Graças a ela foi possível alcançar outra importante descoberta: a vida mental infantil, que povoada de desejos e fantasias complexas, exibe configuração muito diferente do paraíso ingênuo no qual até então se acreditava. Depois de Freud, a imagem de uma criança que não pensa, não deseja e não entende nada do que se passa ao seu redor é impossível de sustentar. Não tenho dúvida alguma em afirmar que parte da “invenção de infância” se deve a Freud, especialmente o reconhecimento do papel estruturante dos vínculos precoces: as relações familiares, relações entre pais e filhos e relação mãe-bebê.

Trabalhando com pacientes, Freud inventou aos poucos uma disciplina psicológica que dá coerência e orienta os fatos psíquicos do desenvolvimento infantil. Engana-se quem pensa que a psicanálise é uma disciplina do individual. Ela é uma ciência da singularidade. Seus conceitos são ferramentas para entender e intervir nas mais diversas formações da cultura: instituições, comunidades e grupos, cuidados de saúde, direito, arte, cinema, literatura, música, poesia, história, filosofia e religião, para citar algumas. Não se pode imaginar o homem moderno sem lançar mão da noção de inconsciente. “O mal estar na Cultura”, “Psicologia das massas”, “Moisés e a religião monoteísta” são textos que sustentam vigorosa atualidade e transmitem a força de um conhecimento vivo, abrindo caminho para o estado atual de compreensão da nossa cultura – a cultura do espetáculo – e das novas enfermidades psíquicas que delas derivam: a violência, os estados de pânico e de desamparo, as doenças psicossomáticas, as anorexias, o abuso das drogas e do consumo.

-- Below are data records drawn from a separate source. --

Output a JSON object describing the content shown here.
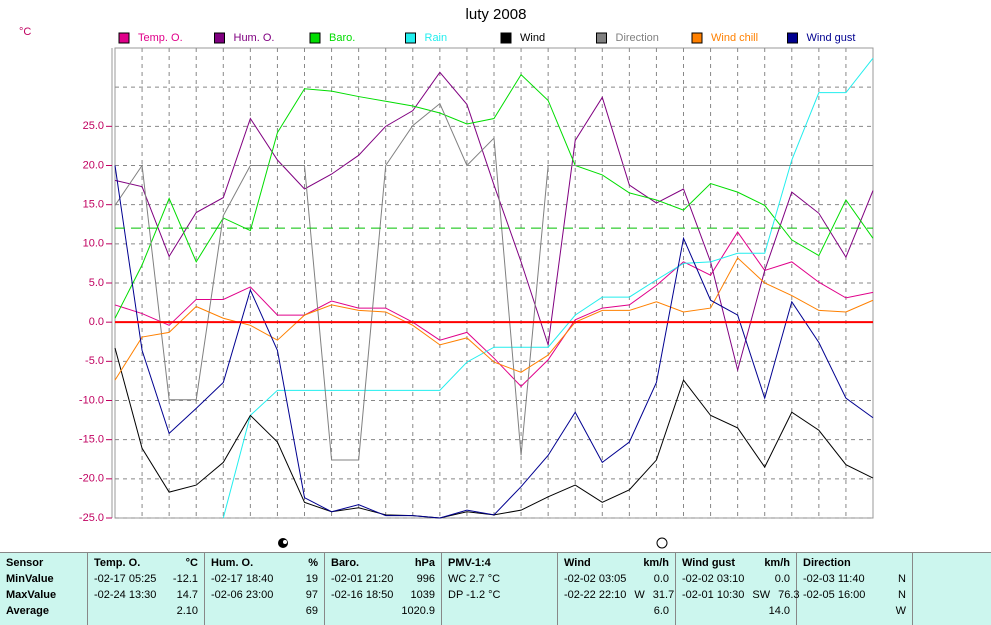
{
  "chart_data": {
    "type": "line",
    "title": "luty 2008",
    "y_unit": "°C",
    "categories": [
      null,
      null,
      null,
      null,
      null,
      null,
      null,
      null,
      null,
      null,
      null,
      null,
      null,
      null,
      null,
      null,
      null,
      null,
      null,
      null,
      null,
      null,
      null,
      null,
      null,
      null,
      null,
      null,
      null
    ],
    "ylim": [
      -25,
      35
    ],
    "yticks": [
      {
        "value": -25,
        "label": "-25.0"
      },
      {
        "value": -20,
        "label": "-20.0"
      },
      {
        "value": -15,
        "label": "-15.0"
      },
      {
        "value": -10,
        "label": "-10.0"
      },
      {
        "value": -5,
        "label": "-5.0"
      },
      {
        "value": 0,
        "label": "0.0"
      },
      {
        "value": 5,
        "label": "5.0"
      },
      {
        "value": 10,
        "label": "10.0"
      },
      {
        "value": 15,
        "label": "15.0"
      },
      {
        "value": 20,
        "label": "20.0"
      },
      {
        "value": 25,
        "label": "25.0"
      }
    ],
    "ygrid": [
      30
    ],
    "grid": true,
    "reference_lines": [
      {
        "value": 0,
        "color": "#ff0000",
        "style": "solid"
      },
      {
        "value": 12,
        "color": "#00c000",
        "style": "dashed"
      }
    ],
    "series": [
      {
        "name": "Temp. O.",
        "color": "#e0008a",
        "values": [
          2.2,
          1.1,
          -0.4,
          2.9,
          2.9,
          4.5,
          0.9,
          0.9,
          2.7,
          1.8,
          1.8,
          0.0,
          -2.3,
          -1.3,
          -4.6,
          -8.2,
          -4.8,
          0.3,
          1.8,
          2.2,
          4.7,
          7.7,
          6.0,
          11.5,
          6.6,
          7.7,
          5.1,
          3.1,
          3.8
        ]
      },
      {
        "name": "Hum. O.",
        "color": "#800080",
        "values": [
          18.1,
          17.3,
          8.4,
          14.0,
          15.9,
          26.0,
          20.7,
          17.0,
          18.9,
          21.3,
          25.0,
          27.0,
          31.9,
          27.8,
          17.5,
          7.7,
          -2.9,
          23.2,
          28.7,
          17.5,
          15.2,
          17.0,
          7.7,
          -6.1,
          6.6,
          16.6,
          13.9,
          8.3,
          16.8
        ]
      },
      {
        "name": "Baro.",
        "color": "#00dd00",
        "values": [
          0.5,
          7.3,
          15.8,
          7.7,
          13.3,
          11.7,
          24.2,
          29.8,
          29.5,
          28.8,
          28.2,
          27.6,
          26.7,
          25.3,
          26.0,
          31.6,
          28.3,
          20.0,
          18.8,
          16.5,
          15.6,
          14.3,
          17.7,
          16.6,
          14.9,
          10.5,
          8.5,
          15.6,
          10.7
        ]
      },
      {
        "name": "Rain",
        "color": "#22eeee",
        "values": [
          null,
          null,
          null,
          null,
          -25,
          -11.9,
          -8.7,
          -8.7,
          -8.7,
          -8.7,
          -8.7,
          -8.7,
          -8.7,
          -5.1,
          -3.2,
          -3.2,
          -3.2,
          0.9,
          3.2,
          3.2,
          5.4,
          7.5,
          7.7,
          8.8,
          8.8,
          20.7,
          29.3,
          29.3,
          33.7
        ]
      },
      {
        "name": "Wind",
        "color": "#000000",
        "values": [
          -3.3,
          -16.1,
          -21.7,
          -20.8,
          -17.9,
          -11.9,
          -15.3,
          -23.0,
          -24.2,
          -23.7,
          -24.6,
          -24.7,
          -25.0,
          -24.2,
          -24.6,
          -24.0,
          -22.3,
          -20.8,
          -23.0,
          -21.4,
          -17.6,
          -7.4,
          -11.9,
          -13.5,
          -18.5,
          -11.5,
          -13.8,
          -18.2,
          -19.9
        ]
      },
      {
        "name": "Direction",
        "color": "#808080",
        "values": [
          14.9,
          20.0,
          -9.9,
          -9.9,
          13.6,
          20.0,
          20.0,
          20.0,
          -17.6,
          -17.6,
          20.0,
          25.1,
          27.9,
          20.0,
          23.5,
          -17.0,
          20.0,
          20.0,
          20.0,
          20.0,
          20.0,
          20.0,
          20.0,
          20.0,
          20.0,
          20.0,
          20.0,
          20.0,
          20.0
        ]
      },
      {
        "name": "Wind chill",
        "color": "#ff8000",
        "values": [
          -7.4,
          -1.9,
          -1.3,
          2.0,
          0.5,
          -0.4,
          -2.3,
          0.9,
          2.2,
          1.5,
          1.3,
          -0.4,
          -2.9,
          -2.0,
          -5.1,
          -6.4,
          -4.2,
          0.0,
          1.5,
          1.5,
          2.6,
          1.3,
          1.8,
          8.2,
          5.0,
          3.4,
          1.5,
          1.3,
          2.8
        ]
      },
      {
        "name": "Wind gust",
        "color": "#000090",
        "values": [
          20.0,
          -3.6,
          -14.2,
          -11.0,
          -7.7,
          4.1,
          -3.6,
          -22.4,
          -24.2,
          -23.3,
          -24.7,
          -24.7,
          -25.0,
          -24.0,
          -24.6,
          -21.0,
          -17.0,
          -11.5,
          -17.9,
          -15.3,
          -7.7,
          10.7,
          2.8,
          0.9,
          -9.7,
          2.6,
          -2.6,
          -9.7,
          -12.2
        ]
      }
    ]
  },
  "table": {
    "row_labels": [
      "Sensor",
      "MinValue",
      "MaxValue",
      "Average"
    ],
    "columns": [
      {
        "name": "Temp. O.",
        "unit": "°C",
        "min": {
          "time": "-02-17 05:25",
          "value": "-12.1"
        },
        "max": {
          "time": "-02-24 13:30",
          "value": "14.7"
        },
        "average": "2.10"
      },
      {
        "name": "Hum. O.",
        "unit": "%",
        "min": {
          "time": "-02-17 18:40",
          "value": "19"
        },
        "max": {
          "time": "-02-06 23:00",
          "value": "97"
        },
        "average": "69"
      },
      {
        "name": "Baro.",
        "unit": "hPa",
        "min": {
          "time": "-02-01 21:20",
          "value": "996"
        },
        "max": {
          "time": "-02-16 18:50",
          "value": "1039"
        },
        "average": "1020.9"
      },
      {
        "name": "PMV-1:4",
        "min": {
          "time": "WC 2.7 °C"
        },
        "max": {
          "time": "DP -1.2 °C"
        }
      },
      {
        "name": "Wind",
        "unit": "km/h",
        "min": {
          "time": "-02-02 03:05",
          "value": "0.0"
        },
        "max": {
          "time": "-02-22 22:10",
          "dir": "W",
          "value": "31.7"
        },
        "average": "6.0"
      },
      {
        "name": "Wind gust",
        "unit": "km/h",
        "min": {
          "time": "-02-02 03:10",
          "value": "0.0"
        },
        "max": {
          "time": "-02-01 10:30",
          "dir": "SW",
          "value": "76.3"
        },
        "average": "14.0"
      },
      {
        "name": "Direction",
        "min": {
          "time": "-02-03 11:40",
          "dir": "N"
        },
        "max": {
          "time": "-02-05 16:00",
          "dir": "N"
        },
        "average": "W"
      }
    ]
  }
}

Freud está citado entre os dez escritores mais lidos do século XX e entre as dez pessoas mais influentes deste século. Suas contribuições para a nossa cultura e nosso tempo são tantas e tão amplas que seria impossível descrevê-las neste espaço. Uma delas, simples e relevante, é a respeito da angústia. Freud ensinou que a angústia tem a função de sinal, ou seja, de indicar quando existe algum risco de que o sujeito sofra um traumatismo mais grave. Esse sinal de angústia permite a mobilização de defesas e evita que o pior aconteça. Além disso, a angústia é um sinal de que algo não vai bem com a pessoa, como se fosse uma febre psíquica, um sinal de alerta, e não a própria doença. Vivemos numa época em que a angústia recebe sempre uma conotação negativa, sendo combatida como se ela fosse a própria doença, e não um sinal ou sintoma: confunde-se enfermidade e sintoma. Para aprofundar esta e outras questões importantes homenageamos, no dia 06 de maio, no PROJETO – Associação Científica de Psicanálise, o aniversário de Freud bem a seu modo, com trabalho. Tivemos uma reunião científica sobre a difícil tarefa que o jovem profissional da psicologia enfrenta para escolher, dentro da vasta quitanda de ofertas de terapias disponíveis, um caminho profissional sério e comprometido a seguir.